The famed festival city just wrapped up its 64th international film festival, one of the oldest grand standing international film festivals in the world. I caught only the leg of things, and besides a minor and confusing swarm awaiting band members from The Kings of Leon, I would never have thought there was a festival, let alone a film festival, going on in town.
Catching the last programme of animated shorts, a highly underrated medium and always a good barometer in judging a festival’s comprehension of its mediums’ potentials, I was pleasantly surprised by the calibre of the animation, but sorely missed any discussion to elucidate and debate the films or the medium. There was a huge party afterwards taking over three floors of The Teviot, the oldest purpose built Student Union Building in the world, but the party was hyped as exclusive, and yet, it was not special in anyway.
In a way, that summarized the festival as a whole, as a lot of hype was given to the “star” power of the festival, which is actually quite boring unless you have the films and programming to back it up.

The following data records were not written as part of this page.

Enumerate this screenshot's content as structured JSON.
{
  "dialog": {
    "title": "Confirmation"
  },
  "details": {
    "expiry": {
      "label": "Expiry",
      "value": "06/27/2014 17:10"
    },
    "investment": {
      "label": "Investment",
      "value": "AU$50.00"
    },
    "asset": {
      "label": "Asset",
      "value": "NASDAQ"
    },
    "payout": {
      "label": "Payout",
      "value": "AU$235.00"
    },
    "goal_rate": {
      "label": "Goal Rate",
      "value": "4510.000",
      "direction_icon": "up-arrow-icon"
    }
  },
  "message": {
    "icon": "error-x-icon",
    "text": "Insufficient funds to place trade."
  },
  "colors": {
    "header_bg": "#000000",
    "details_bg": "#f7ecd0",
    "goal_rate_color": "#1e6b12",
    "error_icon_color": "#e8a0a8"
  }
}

I readily admit I am tainted when it comes to film festivals, as my first experience was spoiled rotten by The Telluride Film Festival, where I participated in the student symposium and returned again as a volunteer. Films were programmed all day and night, as were panels and thought provoking Q&A’s lined up throughout the festival. “Stars” were around the town, but no body cares, as it’s actually about going to a remote location to share in a mutual passion for cinema. To see everyone from renowned scholars, critics, directors, and producers running from one screening to another because they really wanted to see the new 35mm print of a classic George Cukor film, it’s these bursts of authentic cinephilia that will remain a lasting impression of what a film festival is all about.